From: Johannes Weiner <hannes@cmpxchg.org>
To: Andrew Morton <akpm@linux-foundation.org>
Cc: Mel Gorman <mgorman@suse.de>, Rik van Riel <riel@redhat.com>,
Andrea Arcangeli <aarcange@redhat.com>,
linux-mm@kvack.org, linux-kernel@vger.kernel.org
Subject: Re: [patch 0/3] mm: improve page aging fairness between zones/nodes
Date: Fri, 26 Jul 2013 19:14:44 -0400 [thread overview]
Message-ID: <20130726231444.GT715@cmpxchg.org> (raw)
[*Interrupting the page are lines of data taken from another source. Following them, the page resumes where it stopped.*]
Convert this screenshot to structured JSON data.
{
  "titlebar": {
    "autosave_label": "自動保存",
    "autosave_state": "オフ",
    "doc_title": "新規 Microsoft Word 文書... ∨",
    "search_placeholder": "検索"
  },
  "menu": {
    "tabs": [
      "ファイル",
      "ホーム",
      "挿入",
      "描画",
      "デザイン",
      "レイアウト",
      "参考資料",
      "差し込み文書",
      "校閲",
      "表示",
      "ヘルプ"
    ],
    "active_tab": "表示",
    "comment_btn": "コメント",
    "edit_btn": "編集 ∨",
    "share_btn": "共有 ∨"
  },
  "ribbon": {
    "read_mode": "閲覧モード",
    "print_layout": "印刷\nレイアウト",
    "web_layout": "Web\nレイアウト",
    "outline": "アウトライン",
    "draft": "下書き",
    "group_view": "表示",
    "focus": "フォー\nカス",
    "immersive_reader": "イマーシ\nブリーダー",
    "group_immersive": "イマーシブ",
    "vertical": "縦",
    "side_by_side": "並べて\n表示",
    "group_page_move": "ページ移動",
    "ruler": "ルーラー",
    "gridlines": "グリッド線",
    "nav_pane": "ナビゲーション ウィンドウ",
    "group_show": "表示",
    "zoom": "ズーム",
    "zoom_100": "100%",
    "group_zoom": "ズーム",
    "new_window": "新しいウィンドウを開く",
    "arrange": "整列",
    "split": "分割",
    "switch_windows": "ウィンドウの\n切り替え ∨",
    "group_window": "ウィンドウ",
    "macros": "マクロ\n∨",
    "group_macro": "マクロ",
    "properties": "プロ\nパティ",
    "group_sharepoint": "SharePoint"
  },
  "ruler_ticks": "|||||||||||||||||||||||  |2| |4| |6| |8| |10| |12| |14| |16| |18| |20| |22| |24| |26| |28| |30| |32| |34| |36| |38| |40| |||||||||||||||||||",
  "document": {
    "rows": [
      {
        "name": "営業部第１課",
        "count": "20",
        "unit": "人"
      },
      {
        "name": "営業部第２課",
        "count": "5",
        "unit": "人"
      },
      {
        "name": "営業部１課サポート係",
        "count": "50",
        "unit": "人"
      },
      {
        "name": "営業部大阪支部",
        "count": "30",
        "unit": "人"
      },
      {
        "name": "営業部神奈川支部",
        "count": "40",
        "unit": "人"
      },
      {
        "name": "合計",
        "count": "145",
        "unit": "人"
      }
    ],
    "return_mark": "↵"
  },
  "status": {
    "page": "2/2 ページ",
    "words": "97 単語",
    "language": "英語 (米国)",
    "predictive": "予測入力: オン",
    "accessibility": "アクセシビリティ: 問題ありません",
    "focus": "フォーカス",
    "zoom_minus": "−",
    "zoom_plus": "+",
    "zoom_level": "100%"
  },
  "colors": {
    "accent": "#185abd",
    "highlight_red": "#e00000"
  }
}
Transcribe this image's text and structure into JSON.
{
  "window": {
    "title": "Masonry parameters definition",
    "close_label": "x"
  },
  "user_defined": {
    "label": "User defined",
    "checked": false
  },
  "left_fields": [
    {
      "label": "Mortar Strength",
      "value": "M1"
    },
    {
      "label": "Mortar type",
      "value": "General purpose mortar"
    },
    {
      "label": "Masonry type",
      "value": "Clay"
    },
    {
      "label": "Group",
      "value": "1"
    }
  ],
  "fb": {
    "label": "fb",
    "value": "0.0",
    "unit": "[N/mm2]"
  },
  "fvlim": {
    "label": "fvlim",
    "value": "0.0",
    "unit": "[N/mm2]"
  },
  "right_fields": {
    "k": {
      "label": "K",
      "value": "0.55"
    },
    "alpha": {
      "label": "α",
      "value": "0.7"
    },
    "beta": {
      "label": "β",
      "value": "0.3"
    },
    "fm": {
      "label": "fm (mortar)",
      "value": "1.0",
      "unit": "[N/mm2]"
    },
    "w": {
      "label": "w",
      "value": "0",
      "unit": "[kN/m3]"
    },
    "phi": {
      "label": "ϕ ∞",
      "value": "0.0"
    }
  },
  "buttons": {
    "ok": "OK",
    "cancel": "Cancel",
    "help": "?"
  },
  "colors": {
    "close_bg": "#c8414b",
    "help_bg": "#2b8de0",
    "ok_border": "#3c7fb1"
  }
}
In-Reply-To: <20130726154533.aebd39c603ffe8de3b2c76fb@linux-foundation.org>
On Fri, Jul 26, 2013 at 03:45:33PM -0700, Andrew Morton wrote:
> On Fri, 19 Jul 2013 16:55:22 -0400 Johannes Weiner <hannes@cmpxchg.org> wrote:
>
> > The way the page allocator interacts with kswapd creates aging
> > imbalances, where the amount of time a userspace page gets in memory
> > under reclaim pressure is dependent on which zone, which node the
> > allocator took the page frame from.
> >
> > #1 fixes missed kswapd wakeups on NUMA systems, which lead to some
> > nodes falling behind for a full reclaim cycle relative to the other
> > nodes in the system
> >
> > #3 fixes an interaction where kswapd and a continuous stream of page
> > allocations keep the preferred zone of a task between the high and
> > low watermark (allocations succeed + kswapd does not go to sleep)
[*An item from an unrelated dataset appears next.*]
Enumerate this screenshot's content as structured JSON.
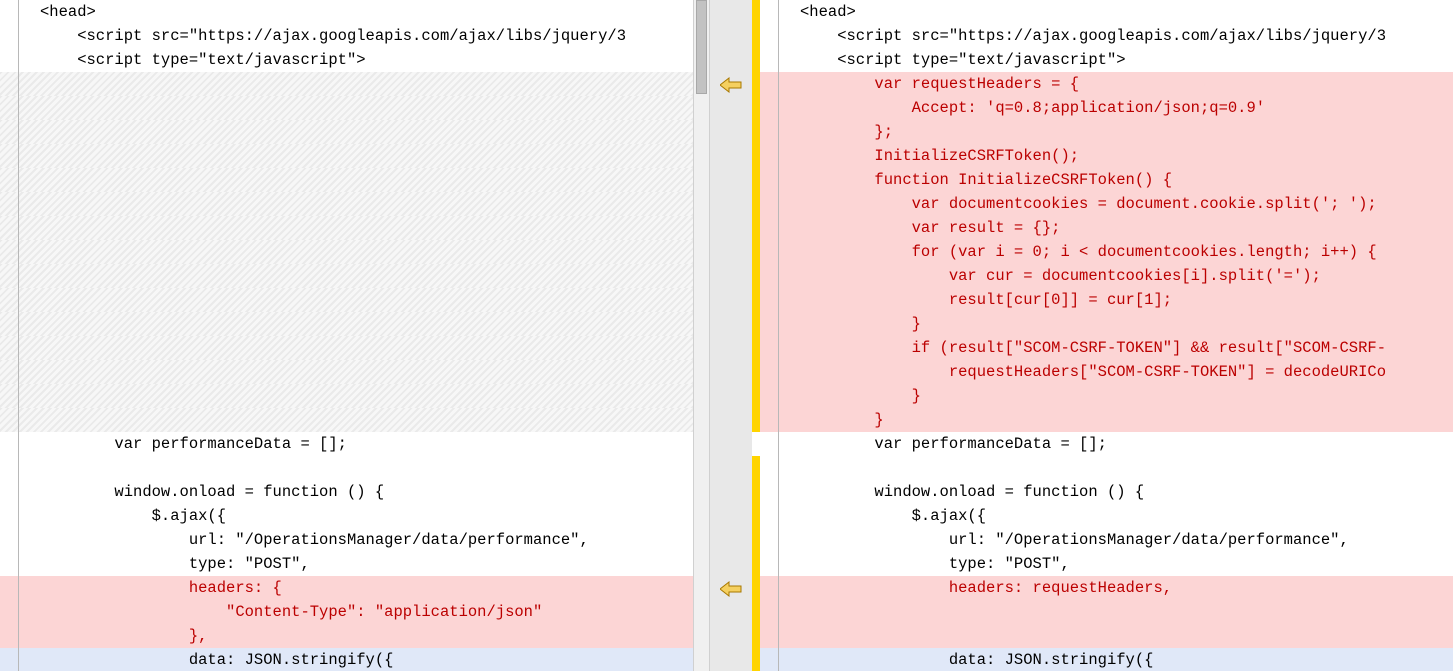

> > indefinitely, completely underutilizing the lower zones and
> > thrashing on the preferred zone
> >
> > These patches are the aging fairness part of the thrash-detection
> > based file LRU balancing. Andrea recommended to submit them
> > separately as they are bugfixes in their own right.
> >
> > The following test ran a foreground workload (memcachetest) with
> > background IO of various sizes on a 4 node 8G system (similar results
> > were observed with single-node 4G systems):
> >
> > parallelio
> > BAS FAIRALLO
> > BASE FAIRALLOC
> > Ops memcachetest-0M 5170.00 ( 0.00%) 5283.00 ( 2.19%)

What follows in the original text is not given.